The NZX benchmark top-50 index at one stage was down more than 1.6 percent, before trimming its losses late in the day, to close down 1.3 percent, the biggest one-day fall since late March.
Most leading stocks including Fisher and Paykel Healthcare, Mainfreight, power companies Meridian and Mercury, Auckland Airport, and A2 Milk fell more than 2 percent.

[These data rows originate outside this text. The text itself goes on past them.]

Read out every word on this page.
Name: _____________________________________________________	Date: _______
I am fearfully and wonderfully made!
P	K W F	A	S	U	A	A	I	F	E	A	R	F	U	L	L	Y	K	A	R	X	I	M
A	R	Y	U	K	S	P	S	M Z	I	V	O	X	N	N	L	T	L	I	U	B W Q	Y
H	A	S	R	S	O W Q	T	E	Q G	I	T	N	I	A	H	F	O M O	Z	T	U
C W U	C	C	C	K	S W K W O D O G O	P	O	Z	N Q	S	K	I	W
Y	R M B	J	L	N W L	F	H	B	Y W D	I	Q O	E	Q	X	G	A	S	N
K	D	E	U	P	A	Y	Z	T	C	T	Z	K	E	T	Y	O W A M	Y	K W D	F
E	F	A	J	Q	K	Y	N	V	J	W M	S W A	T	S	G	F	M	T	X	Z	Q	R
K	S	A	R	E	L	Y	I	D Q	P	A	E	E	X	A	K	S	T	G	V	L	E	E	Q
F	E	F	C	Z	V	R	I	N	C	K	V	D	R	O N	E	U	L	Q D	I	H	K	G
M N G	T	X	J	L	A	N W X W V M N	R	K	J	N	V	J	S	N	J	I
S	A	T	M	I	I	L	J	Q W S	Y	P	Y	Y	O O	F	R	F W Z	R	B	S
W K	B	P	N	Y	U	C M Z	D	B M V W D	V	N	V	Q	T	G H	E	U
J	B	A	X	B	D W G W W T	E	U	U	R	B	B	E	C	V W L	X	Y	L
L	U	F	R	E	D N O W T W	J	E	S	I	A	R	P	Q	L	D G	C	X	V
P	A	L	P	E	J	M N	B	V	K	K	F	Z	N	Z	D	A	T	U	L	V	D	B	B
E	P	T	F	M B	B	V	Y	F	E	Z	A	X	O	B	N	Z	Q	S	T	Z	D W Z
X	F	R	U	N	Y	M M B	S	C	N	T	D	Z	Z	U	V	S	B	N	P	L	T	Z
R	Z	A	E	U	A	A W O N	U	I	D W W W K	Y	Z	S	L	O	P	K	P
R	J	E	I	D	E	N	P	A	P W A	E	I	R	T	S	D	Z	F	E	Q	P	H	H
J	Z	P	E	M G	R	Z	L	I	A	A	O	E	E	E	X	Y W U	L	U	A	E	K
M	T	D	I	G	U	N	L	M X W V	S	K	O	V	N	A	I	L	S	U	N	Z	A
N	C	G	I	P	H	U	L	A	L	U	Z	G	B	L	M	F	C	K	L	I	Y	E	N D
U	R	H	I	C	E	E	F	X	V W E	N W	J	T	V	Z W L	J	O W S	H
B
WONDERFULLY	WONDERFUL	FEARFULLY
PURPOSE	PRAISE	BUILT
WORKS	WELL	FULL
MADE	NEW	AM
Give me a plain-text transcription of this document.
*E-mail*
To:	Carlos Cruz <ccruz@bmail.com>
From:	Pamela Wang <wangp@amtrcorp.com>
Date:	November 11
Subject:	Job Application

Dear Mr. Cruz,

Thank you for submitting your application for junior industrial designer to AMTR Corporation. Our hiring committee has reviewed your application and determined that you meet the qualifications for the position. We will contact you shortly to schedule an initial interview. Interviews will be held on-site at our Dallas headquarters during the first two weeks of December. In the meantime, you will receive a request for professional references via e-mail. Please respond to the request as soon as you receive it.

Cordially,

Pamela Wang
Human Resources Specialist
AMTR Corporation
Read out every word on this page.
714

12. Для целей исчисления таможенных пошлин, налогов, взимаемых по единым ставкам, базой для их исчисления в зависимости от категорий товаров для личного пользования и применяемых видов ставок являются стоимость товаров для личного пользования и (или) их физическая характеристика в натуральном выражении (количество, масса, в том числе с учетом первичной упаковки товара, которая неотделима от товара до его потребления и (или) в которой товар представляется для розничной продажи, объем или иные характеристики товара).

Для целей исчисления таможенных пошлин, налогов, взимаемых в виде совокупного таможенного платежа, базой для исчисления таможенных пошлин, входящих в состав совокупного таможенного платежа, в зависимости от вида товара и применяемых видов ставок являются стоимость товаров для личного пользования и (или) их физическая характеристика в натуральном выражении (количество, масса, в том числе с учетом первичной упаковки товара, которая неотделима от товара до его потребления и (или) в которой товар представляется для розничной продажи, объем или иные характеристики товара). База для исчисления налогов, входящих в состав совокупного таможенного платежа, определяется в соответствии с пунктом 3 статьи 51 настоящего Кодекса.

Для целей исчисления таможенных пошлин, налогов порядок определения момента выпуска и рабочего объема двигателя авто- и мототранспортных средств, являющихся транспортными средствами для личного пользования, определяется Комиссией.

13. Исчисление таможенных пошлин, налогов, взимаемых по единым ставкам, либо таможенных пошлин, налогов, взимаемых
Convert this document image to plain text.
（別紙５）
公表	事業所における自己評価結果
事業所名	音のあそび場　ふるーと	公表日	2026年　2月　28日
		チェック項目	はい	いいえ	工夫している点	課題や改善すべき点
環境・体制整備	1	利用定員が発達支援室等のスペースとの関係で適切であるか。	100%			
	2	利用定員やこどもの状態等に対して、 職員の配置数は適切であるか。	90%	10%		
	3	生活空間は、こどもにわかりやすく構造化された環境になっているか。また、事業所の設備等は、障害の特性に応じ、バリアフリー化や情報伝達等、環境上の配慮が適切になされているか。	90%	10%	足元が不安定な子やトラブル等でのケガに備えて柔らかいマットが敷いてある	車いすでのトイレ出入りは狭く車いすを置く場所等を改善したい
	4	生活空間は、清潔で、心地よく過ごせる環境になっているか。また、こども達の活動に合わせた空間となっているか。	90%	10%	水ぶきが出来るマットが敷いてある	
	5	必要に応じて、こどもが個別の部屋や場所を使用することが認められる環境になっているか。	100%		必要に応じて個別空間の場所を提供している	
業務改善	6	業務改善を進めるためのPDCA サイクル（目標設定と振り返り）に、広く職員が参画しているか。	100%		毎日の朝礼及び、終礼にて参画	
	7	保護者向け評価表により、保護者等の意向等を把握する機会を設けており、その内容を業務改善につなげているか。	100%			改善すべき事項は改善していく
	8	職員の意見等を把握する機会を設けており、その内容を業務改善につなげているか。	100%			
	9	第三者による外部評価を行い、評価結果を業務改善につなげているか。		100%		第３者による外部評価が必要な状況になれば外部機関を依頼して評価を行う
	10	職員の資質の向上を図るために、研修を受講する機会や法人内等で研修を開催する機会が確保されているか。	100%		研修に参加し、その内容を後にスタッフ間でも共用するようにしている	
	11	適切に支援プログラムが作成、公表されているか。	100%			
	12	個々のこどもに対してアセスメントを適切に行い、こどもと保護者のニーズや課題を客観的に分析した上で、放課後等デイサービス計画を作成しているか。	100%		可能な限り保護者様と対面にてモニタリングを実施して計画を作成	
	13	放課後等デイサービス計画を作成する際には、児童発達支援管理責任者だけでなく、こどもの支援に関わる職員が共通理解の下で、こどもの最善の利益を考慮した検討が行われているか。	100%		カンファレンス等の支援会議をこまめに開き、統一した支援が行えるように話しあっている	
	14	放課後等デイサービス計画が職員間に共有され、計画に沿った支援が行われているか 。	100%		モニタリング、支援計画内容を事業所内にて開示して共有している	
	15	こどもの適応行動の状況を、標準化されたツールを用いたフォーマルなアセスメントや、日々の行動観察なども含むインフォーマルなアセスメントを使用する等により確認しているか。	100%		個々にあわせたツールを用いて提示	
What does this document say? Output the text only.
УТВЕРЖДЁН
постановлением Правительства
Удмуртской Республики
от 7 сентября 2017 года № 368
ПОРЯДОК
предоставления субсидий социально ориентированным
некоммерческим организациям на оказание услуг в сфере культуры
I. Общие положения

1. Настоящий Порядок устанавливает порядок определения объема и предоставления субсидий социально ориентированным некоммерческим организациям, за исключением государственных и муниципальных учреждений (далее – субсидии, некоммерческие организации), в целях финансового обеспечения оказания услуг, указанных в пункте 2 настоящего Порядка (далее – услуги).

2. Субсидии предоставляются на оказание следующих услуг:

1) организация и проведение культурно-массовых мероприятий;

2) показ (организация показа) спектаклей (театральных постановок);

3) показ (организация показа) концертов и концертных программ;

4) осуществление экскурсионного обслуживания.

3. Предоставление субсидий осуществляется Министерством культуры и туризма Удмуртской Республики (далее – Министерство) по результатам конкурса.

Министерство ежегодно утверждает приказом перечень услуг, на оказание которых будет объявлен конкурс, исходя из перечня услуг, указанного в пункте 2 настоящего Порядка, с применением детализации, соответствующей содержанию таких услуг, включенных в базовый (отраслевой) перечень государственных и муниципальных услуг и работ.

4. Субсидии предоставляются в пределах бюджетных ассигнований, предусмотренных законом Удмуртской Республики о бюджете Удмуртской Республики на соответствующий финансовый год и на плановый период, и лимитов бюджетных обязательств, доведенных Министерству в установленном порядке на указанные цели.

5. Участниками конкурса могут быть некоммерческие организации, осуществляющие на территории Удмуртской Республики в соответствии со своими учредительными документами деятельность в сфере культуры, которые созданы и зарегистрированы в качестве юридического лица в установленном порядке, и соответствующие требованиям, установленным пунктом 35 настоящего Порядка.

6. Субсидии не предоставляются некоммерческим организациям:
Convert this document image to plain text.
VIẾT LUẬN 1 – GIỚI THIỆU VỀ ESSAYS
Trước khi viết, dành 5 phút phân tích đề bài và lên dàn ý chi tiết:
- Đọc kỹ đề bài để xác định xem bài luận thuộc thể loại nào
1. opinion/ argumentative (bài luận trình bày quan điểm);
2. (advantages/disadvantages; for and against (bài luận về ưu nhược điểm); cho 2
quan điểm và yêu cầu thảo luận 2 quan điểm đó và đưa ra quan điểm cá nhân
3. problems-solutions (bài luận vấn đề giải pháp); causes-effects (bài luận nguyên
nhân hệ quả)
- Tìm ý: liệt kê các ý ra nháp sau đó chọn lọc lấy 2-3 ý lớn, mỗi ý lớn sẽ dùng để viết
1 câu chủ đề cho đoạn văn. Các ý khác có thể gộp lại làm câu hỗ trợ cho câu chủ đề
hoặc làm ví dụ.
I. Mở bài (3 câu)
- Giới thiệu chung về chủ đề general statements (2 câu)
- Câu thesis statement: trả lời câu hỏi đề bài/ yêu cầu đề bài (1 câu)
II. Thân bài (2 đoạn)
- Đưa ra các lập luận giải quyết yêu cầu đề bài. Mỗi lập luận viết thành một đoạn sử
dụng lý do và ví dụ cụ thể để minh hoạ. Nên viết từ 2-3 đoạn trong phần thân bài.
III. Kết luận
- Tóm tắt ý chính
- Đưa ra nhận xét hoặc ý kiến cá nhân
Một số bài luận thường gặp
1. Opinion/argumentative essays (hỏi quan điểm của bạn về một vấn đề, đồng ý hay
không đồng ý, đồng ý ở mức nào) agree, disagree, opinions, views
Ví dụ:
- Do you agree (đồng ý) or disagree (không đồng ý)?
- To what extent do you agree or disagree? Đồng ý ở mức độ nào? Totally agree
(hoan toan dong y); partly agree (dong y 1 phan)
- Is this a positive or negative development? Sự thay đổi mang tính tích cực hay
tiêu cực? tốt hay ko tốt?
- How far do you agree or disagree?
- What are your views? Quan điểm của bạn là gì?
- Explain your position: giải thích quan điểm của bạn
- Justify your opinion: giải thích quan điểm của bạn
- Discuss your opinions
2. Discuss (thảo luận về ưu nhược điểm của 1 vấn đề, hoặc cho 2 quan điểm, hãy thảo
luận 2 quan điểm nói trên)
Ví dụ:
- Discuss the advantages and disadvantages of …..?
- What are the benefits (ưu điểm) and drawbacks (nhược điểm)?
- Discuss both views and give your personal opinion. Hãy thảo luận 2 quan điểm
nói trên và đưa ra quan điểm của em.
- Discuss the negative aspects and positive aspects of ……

The nervousness on the local sharemarket was mirrored around the region with sizeable falls in Australia, Hong Kong, and Tokyo.
"You shoot first and ask questions later when this sort of news erupts," said Ray Attrill, head of FX strategy at National Australia Bank in Sydney.
Scientists said the variant, detected in South Africa, may be able to evade immune responses and resist vaccines, causing hurried moves to reimpose travel restrictions on South Africa.
Investors ditched risky assets such as shares and headed for the safety of government bonds, and safe haven currencies such as the US dollar and Japanese yen.
The New Zealand and Australian dollars, which are sensitive to risk, also fell to three-month lows against the US dollar.
Analysts said fears of another global wave of infections was also feeding through into oil prices because of possible reduced demand.